In the introduction to the above articleReference Collins, Hartsfield, Cleary, Kenney, Veve and Brockhaus 1 , the authors intended to communicate that cefazolin 2g concentrations achieve therapeutic concentrations at the end of infusion that are relevant to most Enterobacterales. In the original publication, methicillin-susceptible S. aureus was incorrectly described as having a Clinical & Laboratory Standards Institute cefazolin-specific susceptible breakpoint.
Changes should be made to two sentences in the article, as shown below. The correct, updated text appears in bold.
On the first page of the article:
The authors concluded that cefazolin 2 g exposures were insufficient based upon a selected pharmacokinetic target of ≥32 mcg/mL; however, mean intraoperative serum concentrations prior to their 3-h redosing interval ranged from 17.1 to 24.3 mcg/mL, exceeding the current Clinical Laboratory Standards Institute (CLSI) susceptibility breakpoint of ≤2 mcg/mL for Enterobacterales, including Escherichia coli.

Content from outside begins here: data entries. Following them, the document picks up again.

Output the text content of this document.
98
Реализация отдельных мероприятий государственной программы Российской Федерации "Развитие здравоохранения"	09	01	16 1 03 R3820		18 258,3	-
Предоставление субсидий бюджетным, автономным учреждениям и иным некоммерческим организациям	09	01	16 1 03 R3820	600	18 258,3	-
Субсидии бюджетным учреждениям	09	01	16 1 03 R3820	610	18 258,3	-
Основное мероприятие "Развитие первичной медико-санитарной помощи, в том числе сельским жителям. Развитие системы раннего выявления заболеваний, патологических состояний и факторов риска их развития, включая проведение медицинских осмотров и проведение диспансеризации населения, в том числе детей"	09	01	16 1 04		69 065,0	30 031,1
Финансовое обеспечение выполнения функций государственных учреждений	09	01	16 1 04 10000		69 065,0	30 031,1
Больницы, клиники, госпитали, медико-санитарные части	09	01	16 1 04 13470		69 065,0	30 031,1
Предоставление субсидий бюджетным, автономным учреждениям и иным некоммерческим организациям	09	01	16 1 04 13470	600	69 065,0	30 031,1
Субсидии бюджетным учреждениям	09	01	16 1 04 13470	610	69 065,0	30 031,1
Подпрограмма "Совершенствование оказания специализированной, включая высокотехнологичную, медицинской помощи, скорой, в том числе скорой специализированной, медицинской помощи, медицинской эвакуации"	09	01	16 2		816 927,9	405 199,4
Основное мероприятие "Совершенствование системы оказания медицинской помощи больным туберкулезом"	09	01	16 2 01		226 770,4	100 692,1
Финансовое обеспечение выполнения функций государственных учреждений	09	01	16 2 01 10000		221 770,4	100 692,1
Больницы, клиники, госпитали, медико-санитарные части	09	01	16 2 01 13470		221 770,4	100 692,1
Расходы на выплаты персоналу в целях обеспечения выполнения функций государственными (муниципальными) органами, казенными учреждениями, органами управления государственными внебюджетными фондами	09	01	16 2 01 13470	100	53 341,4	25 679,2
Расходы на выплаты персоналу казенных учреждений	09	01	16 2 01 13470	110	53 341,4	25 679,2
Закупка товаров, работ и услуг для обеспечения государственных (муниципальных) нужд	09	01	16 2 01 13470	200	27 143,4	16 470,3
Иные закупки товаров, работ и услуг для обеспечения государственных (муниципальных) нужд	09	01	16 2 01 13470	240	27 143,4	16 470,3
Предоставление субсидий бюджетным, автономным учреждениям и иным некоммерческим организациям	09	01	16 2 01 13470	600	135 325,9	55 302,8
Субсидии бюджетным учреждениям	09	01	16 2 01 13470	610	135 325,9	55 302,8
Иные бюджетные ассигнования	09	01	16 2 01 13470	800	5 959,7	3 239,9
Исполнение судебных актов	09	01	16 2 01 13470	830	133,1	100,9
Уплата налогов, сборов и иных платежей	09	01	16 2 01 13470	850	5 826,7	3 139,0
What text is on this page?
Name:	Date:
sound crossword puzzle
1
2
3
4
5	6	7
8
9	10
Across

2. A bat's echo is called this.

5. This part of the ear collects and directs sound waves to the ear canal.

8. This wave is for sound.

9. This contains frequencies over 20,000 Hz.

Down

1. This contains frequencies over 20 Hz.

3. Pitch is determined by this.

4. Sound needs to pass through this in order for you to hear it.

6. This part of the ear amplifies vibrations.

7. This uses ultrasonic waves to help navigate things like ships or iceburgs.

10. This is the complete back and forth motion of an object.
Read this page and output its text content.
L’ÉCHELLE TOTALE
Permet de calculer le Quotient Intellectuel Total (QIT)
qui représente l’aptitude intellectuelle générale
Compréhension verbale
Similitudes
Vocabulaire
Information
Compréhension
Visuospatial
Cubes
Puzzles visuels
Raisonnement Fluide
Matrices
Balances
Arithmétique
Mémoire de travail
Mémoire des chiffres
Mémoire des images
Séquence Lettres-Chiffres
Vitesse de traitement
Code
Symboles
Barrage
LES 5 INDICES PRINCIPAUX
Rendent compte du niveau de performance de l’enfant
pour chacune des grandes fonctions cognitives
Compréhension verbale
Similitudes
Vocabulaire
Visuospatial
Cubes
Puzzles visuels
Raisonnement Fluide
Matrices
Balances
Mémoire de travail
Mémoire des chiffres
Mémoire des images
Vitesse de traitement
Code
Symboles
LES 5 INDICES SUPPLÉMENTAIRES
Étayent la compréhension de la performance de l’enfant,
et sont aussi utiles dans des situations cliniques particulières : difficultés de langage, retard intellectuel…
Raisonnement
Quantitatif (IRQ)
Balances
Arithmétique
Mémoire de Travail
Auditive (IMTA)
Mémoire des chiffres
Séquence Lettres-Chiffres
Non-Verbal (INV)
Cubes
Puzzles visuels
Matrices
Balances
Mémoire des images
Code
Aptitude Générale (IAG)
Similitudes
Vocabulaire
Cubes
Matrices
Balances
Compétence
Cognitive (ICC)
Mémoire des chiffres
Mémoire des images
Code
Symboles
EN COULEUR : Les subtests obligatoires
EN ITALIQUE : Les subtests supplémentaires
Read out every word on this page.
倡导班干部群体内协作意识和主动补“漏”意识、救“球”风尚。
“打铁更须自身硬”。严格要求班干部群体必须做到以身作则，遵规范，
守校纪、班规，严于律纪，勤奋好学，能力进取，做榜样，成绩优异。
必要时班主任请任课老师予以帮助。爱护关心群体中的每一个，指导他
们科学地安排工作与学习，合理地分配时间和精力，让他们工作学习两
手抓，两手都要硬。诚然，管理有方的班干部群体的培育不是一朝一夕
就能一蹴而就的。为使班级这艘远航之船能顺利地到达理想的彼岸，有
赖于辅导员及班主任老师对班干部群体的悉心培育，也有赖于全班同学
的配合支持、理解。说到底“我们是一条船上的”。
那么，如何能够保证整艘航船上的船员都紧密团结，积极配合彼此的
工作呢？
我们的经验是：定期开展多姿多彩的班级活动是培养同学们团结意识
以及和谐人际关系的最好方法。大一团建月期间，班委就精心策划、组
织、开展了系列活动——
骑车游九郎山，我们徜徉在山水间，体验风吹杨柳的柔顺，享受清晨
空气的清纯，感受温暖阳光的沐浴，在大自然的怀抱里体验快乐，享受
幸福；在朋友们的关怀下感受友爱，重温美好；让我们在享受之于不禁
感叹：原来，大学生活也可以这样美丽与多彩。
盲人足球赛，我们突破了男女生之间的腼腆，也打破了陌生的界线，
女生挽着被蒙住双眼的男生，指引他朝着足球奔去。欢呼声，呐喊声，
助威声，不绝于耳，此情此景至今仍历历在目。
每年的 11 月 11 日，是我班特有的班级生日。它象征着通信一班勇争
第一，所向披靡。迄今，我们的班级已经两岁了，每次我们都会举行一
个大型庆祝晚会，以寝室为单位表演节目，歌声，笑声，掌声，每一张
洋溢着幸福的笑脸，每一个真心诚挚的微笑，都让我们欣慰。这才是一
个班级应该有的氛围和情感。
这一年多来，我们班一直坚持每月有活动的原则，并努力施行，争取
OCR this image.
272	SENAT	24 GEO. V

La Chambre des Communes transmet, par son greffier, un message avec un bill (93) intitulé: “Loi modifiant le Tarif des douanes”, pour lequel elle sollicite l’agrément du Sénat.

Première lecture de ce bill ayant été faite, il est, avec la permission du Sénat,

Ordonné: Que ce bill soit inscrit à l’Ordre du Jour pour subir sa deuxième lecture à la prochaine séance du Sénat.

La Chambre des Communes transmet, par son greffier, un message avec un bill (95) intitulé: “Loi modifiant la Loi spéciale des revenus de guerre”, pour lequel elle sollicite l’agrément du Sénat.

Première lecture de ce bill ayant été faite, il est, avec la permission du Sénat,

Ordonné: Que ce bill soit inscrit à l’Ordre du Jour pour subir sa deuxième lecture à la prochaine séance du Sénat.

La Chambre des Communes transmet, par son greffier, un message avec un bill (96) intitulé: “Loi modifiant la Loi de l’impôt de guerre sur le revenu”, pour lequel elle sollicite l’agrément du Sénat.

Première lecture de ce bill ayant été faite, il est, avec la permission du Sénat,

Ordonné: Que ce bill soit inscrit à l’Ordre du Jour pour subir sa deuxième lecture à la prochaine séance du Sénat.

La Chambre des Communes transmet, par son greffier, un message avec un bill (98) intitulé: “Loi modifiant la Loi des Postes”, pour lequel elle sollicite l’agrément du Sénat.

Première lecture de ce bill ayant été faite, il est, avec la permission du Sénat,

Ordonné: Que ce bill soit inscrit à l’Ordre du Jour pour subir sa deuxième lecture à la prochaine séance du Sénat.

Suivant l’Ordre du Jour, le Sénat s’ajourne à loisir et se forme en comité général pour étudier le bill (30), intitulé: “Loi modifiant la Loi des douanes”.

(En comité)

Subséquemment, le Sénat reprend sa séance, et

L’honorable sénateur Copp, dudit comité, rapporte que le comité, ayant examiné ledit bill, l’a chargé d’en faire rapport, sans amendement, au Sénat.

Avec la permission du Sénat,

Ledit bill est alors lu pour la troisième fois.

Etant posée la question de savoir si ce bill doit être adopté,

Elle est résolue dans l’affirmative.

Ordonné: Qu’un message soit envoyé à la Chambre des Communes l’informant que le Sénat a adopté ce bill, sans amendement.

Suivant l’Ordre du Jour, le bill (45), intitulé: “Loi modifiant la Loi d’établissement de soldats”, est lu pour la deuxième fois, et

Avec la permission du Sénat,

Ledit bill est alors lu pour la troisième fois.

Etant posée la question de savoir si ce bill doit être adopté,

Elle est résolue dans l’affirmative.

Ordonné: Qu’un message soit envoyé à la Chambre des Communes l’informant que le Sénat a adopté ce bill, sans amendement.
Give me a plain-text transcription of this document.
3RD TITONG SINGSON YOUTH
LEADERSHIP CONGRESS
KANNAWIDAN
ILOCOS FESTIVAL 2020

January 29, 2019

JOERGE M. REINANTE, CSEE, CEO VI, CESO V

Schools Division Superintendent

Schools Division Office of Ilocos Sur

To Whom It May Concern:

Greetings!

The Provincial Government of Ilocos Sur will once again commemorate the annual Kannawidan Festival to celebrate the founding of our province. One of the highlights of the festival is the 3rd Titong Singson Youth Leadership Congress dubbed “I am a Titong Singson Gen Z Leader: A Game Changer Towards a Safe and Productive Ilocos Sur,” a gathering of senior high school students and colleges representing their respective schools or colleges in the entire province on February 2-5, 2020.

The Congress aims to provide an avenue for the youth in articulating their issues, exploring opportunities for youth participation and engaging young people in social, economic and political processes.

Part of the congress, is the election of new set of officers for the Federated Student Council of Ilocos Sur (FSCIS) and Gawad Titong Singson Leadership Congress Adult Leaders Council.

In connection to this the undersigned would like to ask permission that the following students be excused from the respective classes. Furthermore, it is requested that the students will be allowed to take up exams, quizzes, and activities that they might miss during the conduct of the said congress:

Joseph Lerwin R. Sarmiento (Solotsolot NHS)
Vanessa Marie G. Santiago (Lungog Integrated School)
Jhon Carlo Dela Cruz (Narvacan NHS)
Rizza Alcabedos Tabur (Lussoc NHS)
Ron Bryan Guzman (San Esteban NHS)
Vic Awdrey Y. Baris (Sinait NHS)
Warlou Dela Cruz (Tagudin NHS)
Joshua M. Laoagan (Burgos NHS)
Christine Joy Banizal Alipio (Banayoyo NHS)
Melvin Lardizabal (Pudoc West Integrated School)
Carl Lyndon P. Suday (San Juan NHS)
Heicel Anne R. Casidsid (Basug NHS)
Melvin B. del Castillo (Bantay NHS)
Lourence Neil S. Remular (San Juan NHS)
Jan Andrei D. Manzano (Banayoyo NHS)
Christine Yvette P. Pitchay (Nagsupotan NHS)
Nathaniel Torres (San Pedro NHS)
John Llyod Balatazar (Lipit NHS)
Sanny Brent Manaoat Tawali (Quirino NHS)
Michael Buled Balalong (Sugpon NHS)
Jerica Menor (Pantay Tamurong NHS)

On the fourth page of the article, in the discussion section:
Although a reduction in cefazolin exposure is observed at greater BMI, other pharmacokinetic data suggest cefazolin concentrations at the end of surgery may be sufficient to achieve 4 times a MIC90 of 1 mcg/mL for Staphylococcus aureus and contemporary CLSI breakpoint of ≤2 mcg/mL for Enterobacterales.
The authors apologize for the error.